The study, called "Cultures of the Tea Party," also claims voters who felt favorably toward the tea party movement valued deference to authority and libertarianism. The report concludes that the tea party movement is not a new political phenomenon, but rather "is best understood as a new cultural expression of the late-20th-century Republican Party."
The findings are based on a telephone poll of nearly 4,500 registered voters in North Carolina and Tennessee conducted last year. The researchers also conducted 10 interviews and kept track of any signs and costumes at a tea party rally in North Carolina. Andrew Perrin, a sociology professor at the University of North Carolina at Chapel Hill, was the main author of the study.
The study concludes that 18 percent of tea party supporters felt very negatively toward immigrants compared to 12 percent of voters who don't support the tea party movement.

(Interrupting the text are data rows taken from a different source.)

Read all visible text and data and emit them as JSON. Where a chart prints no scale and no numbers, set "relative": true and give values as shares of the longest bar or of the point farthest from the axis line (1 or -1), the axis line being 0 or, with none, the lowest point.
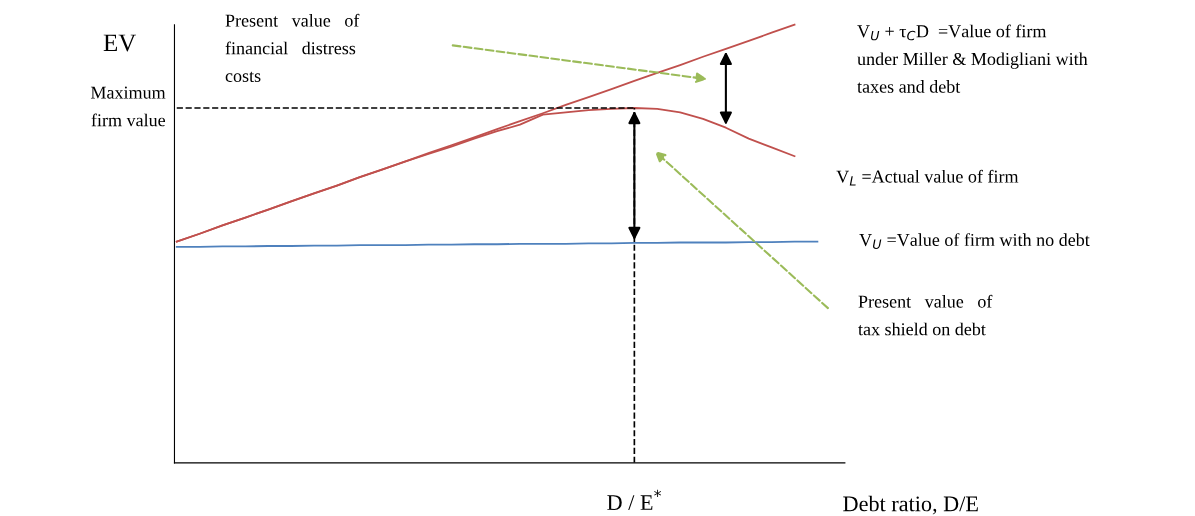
{
  "chart_data": {
    "type": "line",
    "relative": true,
    "ylabel": "EV",
    "xlabel": "Debt ratio, D/E",
    "categories": [
      null,
      null,
      null,
      null,
      null,
      null,
      null,
      null,
      null,
      null,
      null,
      null,
      null,
      null,
      null,
      null,
      null,
      null,
      null,
      null,
      null,
      null,
      null,
      null,
      null,
      null,
      null,
      null,
      null
    ],
    "series": [
      {
        "name": "V$_{U}$ + τ$_{C}$D  =Value of firm\nunder Miller & Modigliani with\ntaxes and debt",
        "color": "#c0504d",
        "values": [
          0.505,
          0.523,
          0.542,
          0.56,
          0.578,
          0.597,
          0.615,
          0.633,
          0.652,
          0.67,
          0.688,
          0.707,
          0.725,
          0.743,
          0.762,
          0.78,
          0.798,
          0.817,
          0.835,
          0.853,
          0.872,
          0.89,
          0.908,
          0.927,
          0.945,
          0.963,
          0.982,
          1.0,
          null
        ]
      },
      {
        "name": "V$_{L}$ =Actual value of firm",
        "color": "#c0504d",
        "values": [
          0.505,
          0.523,
          0.542,
          0.56,
          0.578,
          0.597,
          0.615,
          0.633,
          0.652,
          0.67,
          0.688,
          0.705,
          0.722,
          0.74,
          0.757,
          0.772,
          0.795,
          0.8,
          0.805,
          0.808,
          0.81,
          0.808,
          0.8,
          0.785,
          0.765,
          0.74,
          0.72,
          0.7,
          null
        ]
      },
      {
        "name": "V$_{U}$ =Value of firm with no debt",
        "color": "#4f81bd",
        "values": [
          0.493,
          0.493,
          0.494,
          0.494,
          0.495,
          0.495,
          0.496,
          0.496,
          0.497,
          0.497,
          0.497,
          0.498,
          0.498,
          0.499,
          0.499,
          0.5,
          0.5,
          0.5,
          0.501,
          0.501,
          0.502,
          0.502,
          0.503,
          0.503,
          0.503,
          0.504,
          0.504,
          0.505,
          0.505
        ]
      }
    ],
    "ref_lines": [
      {
        "axis": "y",
        "value": 0.81,
        "label": "Maximum\nfirm value",
        "color": "#000000",
        "line_style": "dashed"
      }
    ],
    "annotations": [
      "Present   value   of\nfinancial   distress\ncosts",
      "Present   value   of\ntax shield on debt",
      "D / E$^{*}$"
    ],
    "grid": false,
    "legend": false,
    "marker": "none",
    "line_style": "solid"
  }
}
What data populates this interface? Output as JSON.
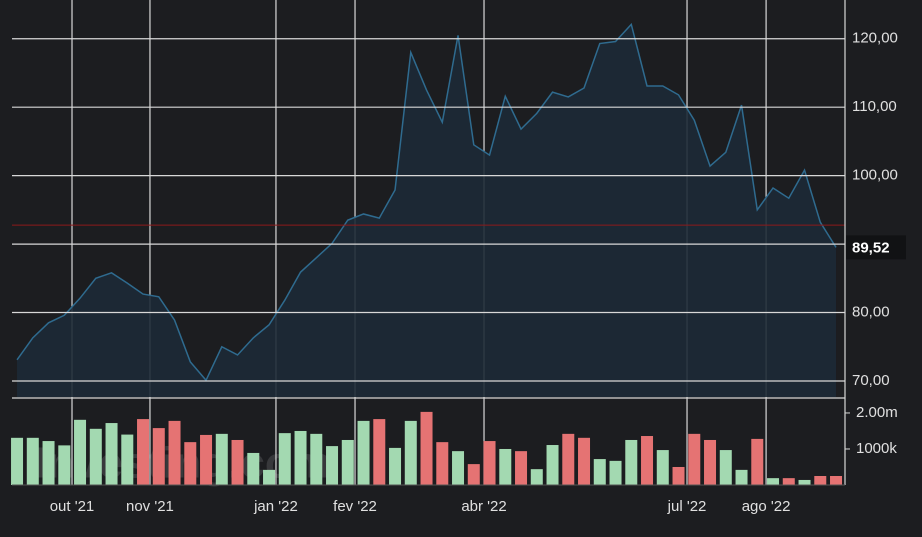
{
  "chart_data": [
    {
      "type": "line",
      "xlim": [
        -0.32,
        52.57
      ],
      "ylim": [
        67.66,
        124.2
      ],
      "yticks": [
        {
          "value": 70,
          "label": "70,00"
        },
        {
          "value": 80,
          "label": "80,00"
        },
        {
          "value": 90,
          "label": "90,00"
        },
        {
          "value": 100,
          "label": "100,00"
        },
        {
          "value": 110,
          "label": "110,00"
        },
        {
          "value": 120,
          "label": "120,00"
        }
      ],
      "grid": true,
      "reference_line": {
        "value": 92.77,
        "color": "#8b1a1a"
      },
      "last_value_label": "89,52",
      "series": [
        {
          "color": "#2f6b8f",
          "values": [
            73.1,
            76.3,
            78.5,
            79.6,
            82.1,
            85.0,
            85.8,
            84.3,
            82.7,
            82.3,
            78.9,
            72.8,
            70.1,
            75.0,
            73.8,
            76.3,
            78.2,
            81.8,
            85.9,
            88.0,
            90.1,
            93.5,
            94.4,
            93.8,
            97.9,
            118.0,
            112.5,
            107.8,
            120.5,
            104.5,
            103.0,
            111.6,
            106.8,
            109.1,
            112.2,
            111.5,
            112.8,
            119.3,
            119.6,
            122.1,
            113.1,
            113.1,
            111.8,
            108.1,
            101.4,
            103.4,
            110.3,
            95.0,
            98.2,
            96.7,
            100.8,
            93.2,
            89.52
          ]
        }
      ]
    },
    {
      "type": "bar",
      "watermark": "Investing.com",
      "xlim": [
        -0.32,
        52.57
      ],
      "ylim": [
        0,
        2360000
      ],
      "yticks": [
        {
          "value": 1000000,
          "label": "1000k"
        },
        {
          "value": 2000000,
          "label": "2.00m"
        }
      ],
      "xticks": [
        {
          "value": 3.49,
          "label": "out '21"
        },
        {
          "value": 8.44,
          "label": "nov '21"
        },
        {
          "value": 16.44,
          "label": "jan '22"
        },
        {
          "value": 21.46,
          "label": "fev '22"
        },
        {
          "value": 29.65,
          "label": "abr '22"
        },
        {
          "value": 42.54,
          "label": "jul '22"
        },
        {
          "value": 47.56,
          "label": "ago '22"
        }
      ],
      "series": [
        {
          "values": [
            1310000,
            1310000,
            1220000,
            1100000,
            1810000,
            1560000,
            1720000,
            1400000,
            1830000,
            1580000,
            1780000,
            1190000,
            1390000,
            1420000,
            1250000,
            890000,
            420000,
            1440000,
            1500000,
            1420000,
            1080000,
            1250000,
            1780000,
            1830000,
            1030000,
            1780000,
            2030000,
            1190000,
            940000,
            580000,
            1220000,
            1000000,
            940000,
            440000,
            1110000,
            1420000,
            1310000,
            720000,
            670000,
            1250000,
            1360000,
            970000,
            500000,
            1420000,
            1250000,
            970000,
            420000,
            1280000,
            190000,
            190000,
            140000,
            250000,
            250000
          ],
          "colors": [
            "#a3d9b1",
            "#a3d9b1",
            "#a3d9b1",
            "#a3d9b1",
            "#a3d9b1",
            "#a3d9b1",
            "#a3d9b1",
            "#a3d9b1",
            "#e57373",
            "#e57373",
            "#e57373",
            "#e57373",
            "#e57373",
            "#a3d9b1",
            "#e57373",
            "#a3d9b1",
            "#a3d9b1",
            "#a3d9b1",
            "#a3d9b1",
            "#a3d9b1",
            "#a3d9b1",
            "#a3d9b1",
            "#a3d9b1",
            "#e57373",
            "#a3d9b1",
            "#a3d9b1",
            "#e57373",
            "#e57373",
            "#a3d9b1",
            "#e57373",
            "#e57373",
            "#a3d9b1",
            "#e57373",
            "#a3d9b1",
            "#a3d9b1",
            "#e57373",
            "#e57373",
            "#a3d9b1",
            "#a3d9b1",
            "#a3d9b1",
            "#e57373",
            "#a3d9b1",
            "#e57373",
            "#e57373",
            "#e57373",
            "#a3d9b1",
            "#a3d9b1",
            "#e57373",
            "#a3d9b1",
            "#e57373",
            "#a3d9b1",
            "#e57373",
            "#e57373"
          ]
        }
      ]
    }
  ]
}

The poll also found that 51 percent of people who were very concerned about "changes taking place in American society these days" were tea party supporters. Nearly 85 percent of tea party supporters said the U.S. Constitution should be interpreted "as the Founders intended," compared to only 34 percent of other respondents.
But tea party supporters were twice as likely as others to favor constitutional amendments, including a ban on flag burning and an overhaul of the 14th Amendment, which states that people born in the United States are citizens.
"The (tea party) supporters' inconsistent views of the Constitution suggests that their nostalgic embrace of the document is animated more by a network of cultural associations than a thorough commitment to the original text," the report states.
Tea party supporters also overwhelmingly viewed President Barack Obama as "not at all" like them and 66 percent of conservatives who support the tea party movement say he is not a Christian.